Doch am folgenden Abend wurde dieses Vertrauen auf die Probe gestellt, als vier französische Offiziere und ihre Frauen zum Abendessen ins Haus Beautiful kamen. Die Gruppe wurde von Brigadier General Henri Vuillard angeführt, einem eleganten, gut aussehenden Mann, der Kate galant die Hand küsste und ihr Komplimente über das Haus und den Garten machte.
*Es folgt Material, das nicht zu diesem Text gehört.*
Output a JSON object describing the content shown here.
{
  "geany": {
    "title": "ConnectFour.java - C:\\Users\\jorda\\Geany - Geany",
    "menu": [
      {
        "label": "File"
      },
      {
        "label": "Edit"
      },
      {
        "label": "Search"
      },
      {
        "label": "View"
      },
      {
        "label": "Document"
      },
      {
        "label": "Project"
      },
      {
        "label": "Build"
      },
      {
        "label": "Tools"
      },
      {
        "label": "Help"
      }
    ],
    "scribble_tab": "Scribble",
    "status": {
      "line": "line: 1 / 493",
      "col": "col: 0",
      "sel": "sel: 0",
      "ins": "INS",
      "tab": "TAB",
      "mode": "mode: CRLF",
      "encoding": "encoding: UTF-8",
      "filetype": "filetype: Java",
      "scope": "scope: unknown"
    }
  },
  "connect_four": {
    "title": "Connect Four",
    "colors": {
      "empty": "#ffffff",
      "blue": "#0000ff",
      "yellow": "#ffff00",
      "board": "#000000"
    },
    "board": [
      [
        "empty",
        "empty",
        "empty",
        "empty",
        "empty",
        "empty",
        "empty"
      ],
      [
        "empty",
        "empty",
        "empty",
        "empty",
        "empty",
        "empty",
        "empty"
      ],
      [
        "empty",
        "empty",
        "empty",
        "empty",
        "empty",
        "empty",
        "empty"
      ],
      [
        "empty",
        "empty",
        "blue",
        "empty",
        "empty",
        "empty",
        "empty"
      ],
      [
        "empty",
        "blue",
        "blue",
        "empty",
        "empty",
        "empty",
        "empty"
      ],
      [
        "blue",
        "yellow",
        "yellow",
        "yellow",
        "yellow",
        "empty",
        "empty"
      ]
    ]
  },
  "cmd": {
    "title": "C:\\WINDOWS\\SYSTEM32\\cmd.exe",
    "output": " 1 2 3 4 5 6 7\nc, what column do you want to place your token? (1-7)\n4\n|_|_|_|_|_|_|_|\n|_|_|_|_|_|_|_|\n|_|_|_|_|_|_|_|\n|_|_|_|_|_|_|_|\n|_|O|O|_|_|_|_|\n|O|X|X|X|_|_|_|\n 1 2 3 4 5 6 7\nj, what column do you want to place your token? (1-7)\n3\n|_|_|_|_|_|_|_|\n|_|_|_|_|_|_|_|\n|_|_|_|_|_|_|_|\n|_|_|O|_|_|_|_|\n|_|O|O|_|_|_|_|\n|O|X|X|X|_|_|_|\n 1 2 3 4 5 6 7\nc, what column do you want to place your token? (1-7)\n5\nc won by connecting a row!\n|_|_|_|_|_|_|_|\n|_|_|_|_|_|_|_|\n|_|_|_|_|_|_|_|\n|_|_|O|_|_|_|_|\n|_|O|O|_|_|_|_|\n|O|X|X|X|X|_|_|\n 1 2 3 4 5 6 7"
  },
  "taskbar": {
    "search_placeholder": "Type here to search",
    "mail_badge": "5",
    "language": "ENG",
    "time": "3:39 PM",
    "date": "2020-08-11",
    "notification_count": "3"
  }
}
Vuillards Diener brachte eine Kiste Wein als Geschenk mit, was kaum taktvoll war, denn der Wein war Savages bester, erbeutet von einem der britischen Schiffe, die bei der Windflaute an Oportos Kais gelegen hatten, als die Franzosen die Stadt eingenommen hatten.
Nach dem Abendessen unterhielten die drei Offiziere in Begleitung des Generals die Damen im Salon, während Christopher und Vuillard im Garten promenierten und ihr Zigarrenrauch zu den schwarzen Zypressen aufstieg.